Does a simple graph with $(\text{deg}(\alpha_1),\text{deg}(\alpha_2),...,\text{deg}(\alpha_9))=(6,6,6,6,5,3,3,3,3)$ exist. Is there a (simple) graph $\Omega=(\{\alpha_1,\alpha_2,...,\alpha_9\},\Omega_K)$ with
$$(\text{deg}(\alpha_1),\text{deg}(\alpha_2),...,\text{deg}(\alpha_9))=(6,6,6,6,5,3,3,3,3)$$
Some additional information:
A graph is a pair $G = (V, E)$, where $V$ is a set whose elements are called vertices, and $E$ is a set of paired vertices, whose elements are called edges.
The edges of a graph define a symmetric relation on the vertices, called the adjacency relation. Specifically, two vertices $x$ and $y$ are adjacent if $\{x, y\}$ is an edge. A graph may be fully specified by its adjacency matrix $A$, which is an $n \times n$ square matrix, with $A_{ij}$ specifying the number of connections from vertex $i$ to vertex $j$. For a simple graph, $A_{ij}\in \{0,1\}$, indicating disconnection or connection respectively, meanwhile $A_{ii}=0$.

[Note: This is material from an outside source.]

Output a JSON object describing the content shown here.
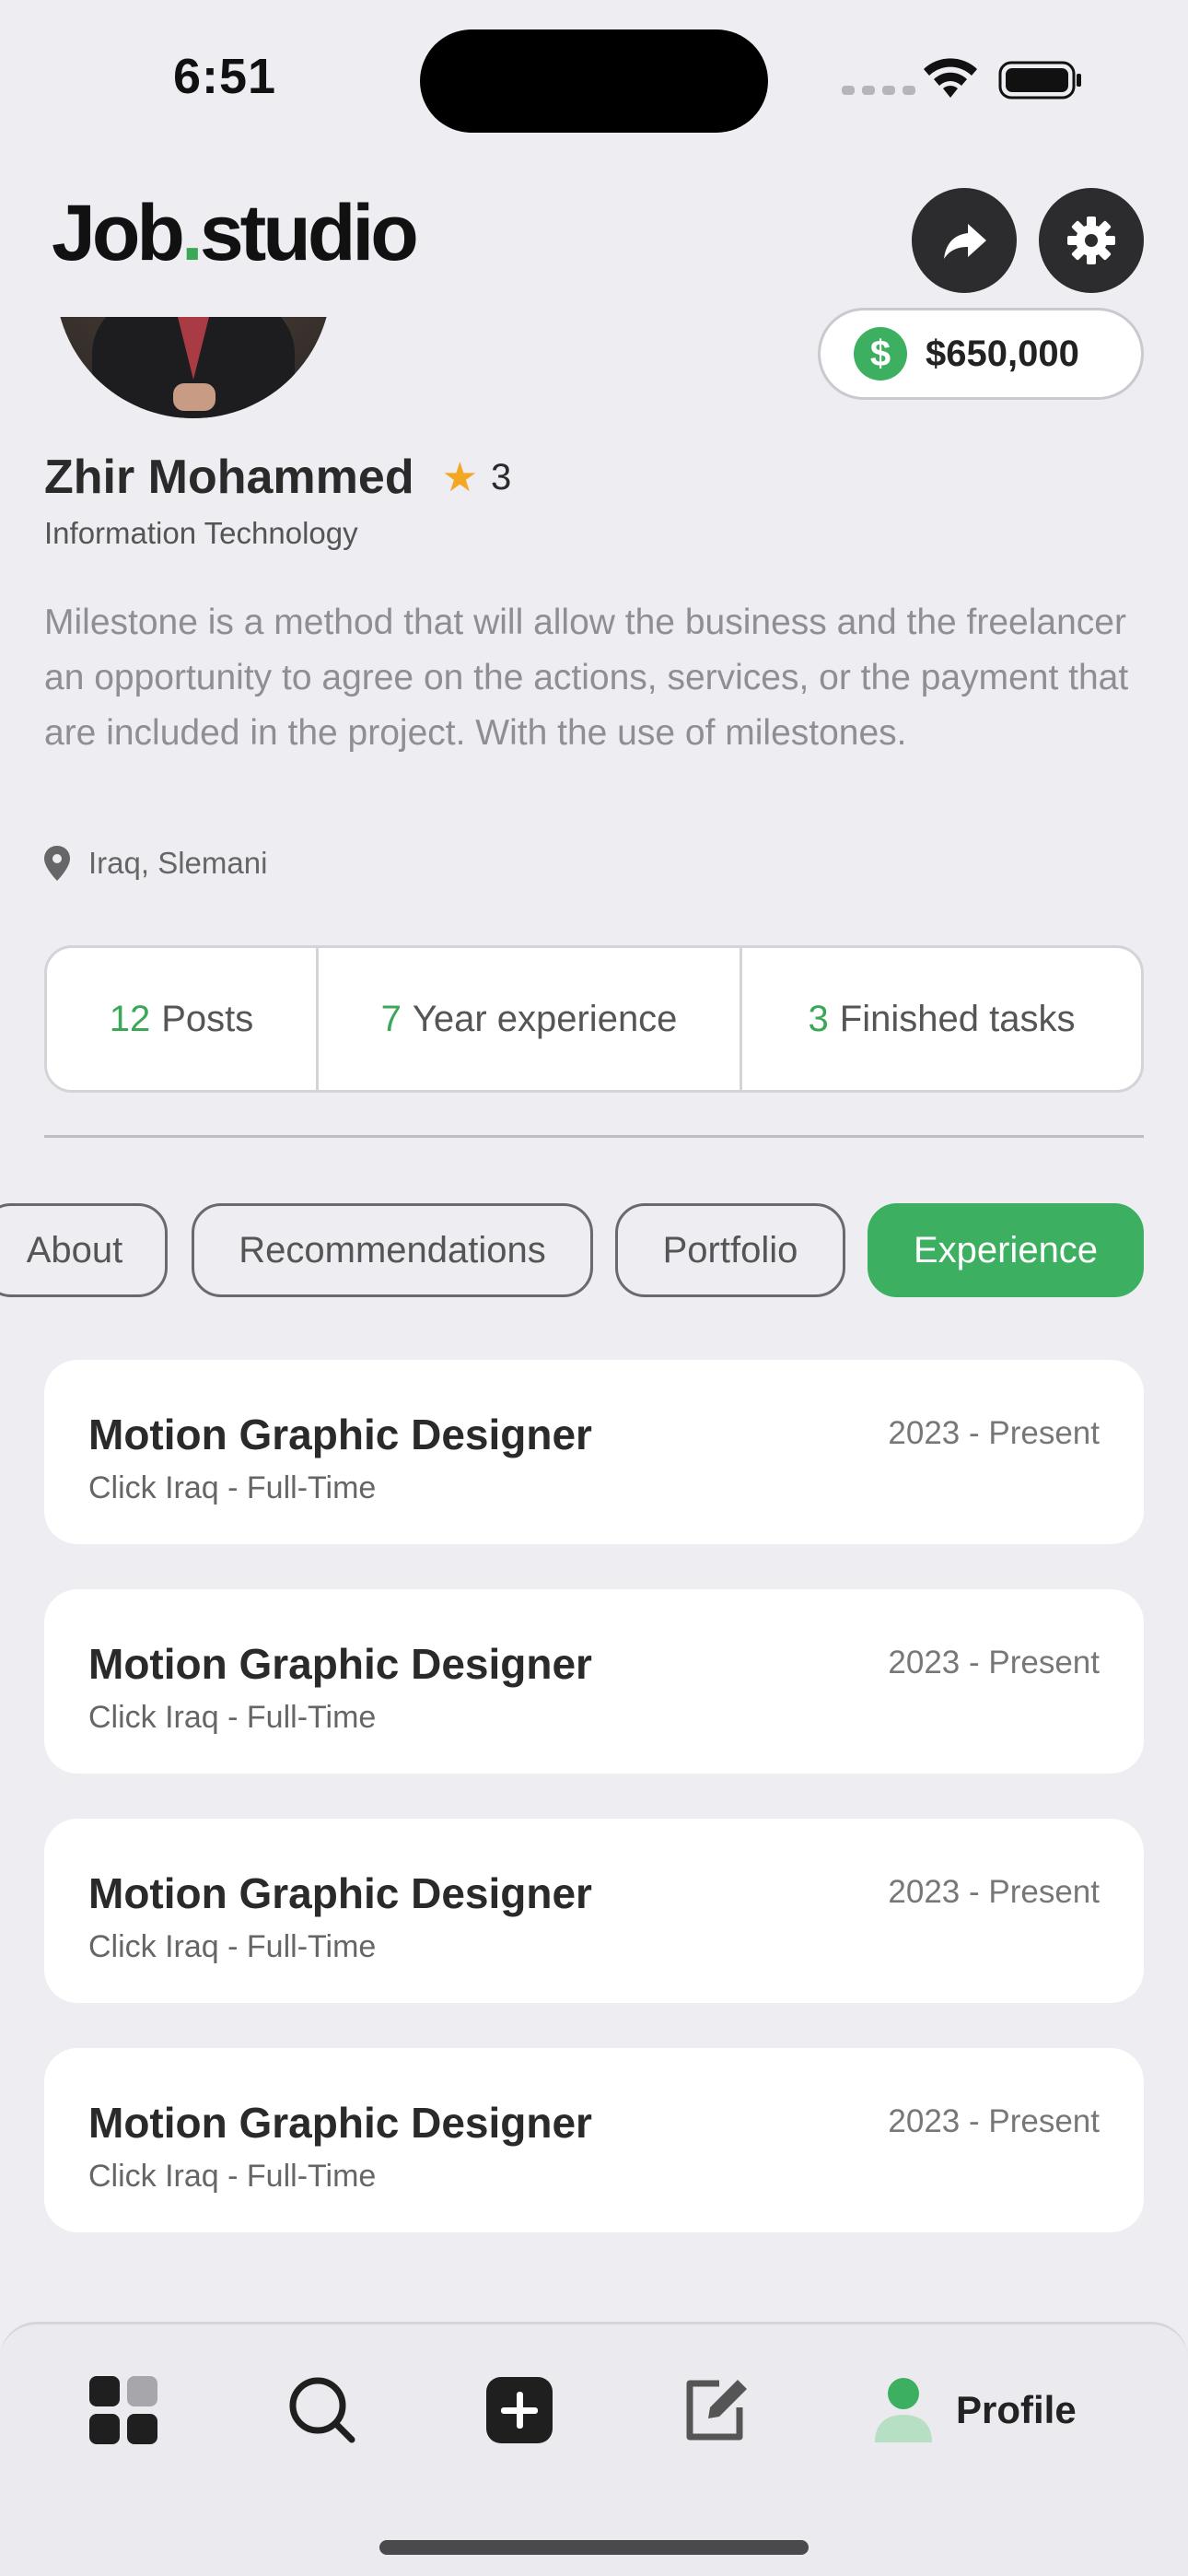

As I am currently learning for my discrete maths exam, I am looking at old exam questions. Unfortunately I'm not really sure where to start here. Thanks in advance!
Does a simple graph with $(\text{deg}(\alpha_1),\text{deg}(\alpha_2),...,\text{deg}(\alpha_9))=(6,6,6,6,5,3,3,3,3)$ exist.
 A: This cannot be realized because edges have two endpoints while the edges in a graph with degree sequence $(6,6,6,6,5,3,3,3,3)$ would have a total of $$6+6+6+6+5+3+3+3+3 = \text{an odd number}$$
of end points.
A: It cannot. See the algorithm here. Essentially, you order the degrees in descending order and then draw edges from the node with the most edges to the ones with the most edges. Once you've done that, you remove the current node and subtract one from the number of edges required of the remaining nodes that had an edge drawn to them. If you reach $0$, the graph can be realized, but if you are left with something that requires a further edge, the graph doesn't work. Here we have:
$$6,6,6,6,5,3,3,3,3$$
The first entry is 6, so draw an edge to the next 6 nodes and remove the first node.
$$6-1,6-1,6-1,5-1,3-1,3-1,3,3\\
=5,5,5,4,2,2,3,3$$
We must then reorder this in descending order:
$$5,5,5,4,3,3,2,2$$
Proceeding, we get:
$$4,4,3,2,2,2,2\\
3,2,1,1,2,2\\
(reorder)3,2,2,2,1,1\\
1,1,1,1,1\\
1,1,1\\
1$$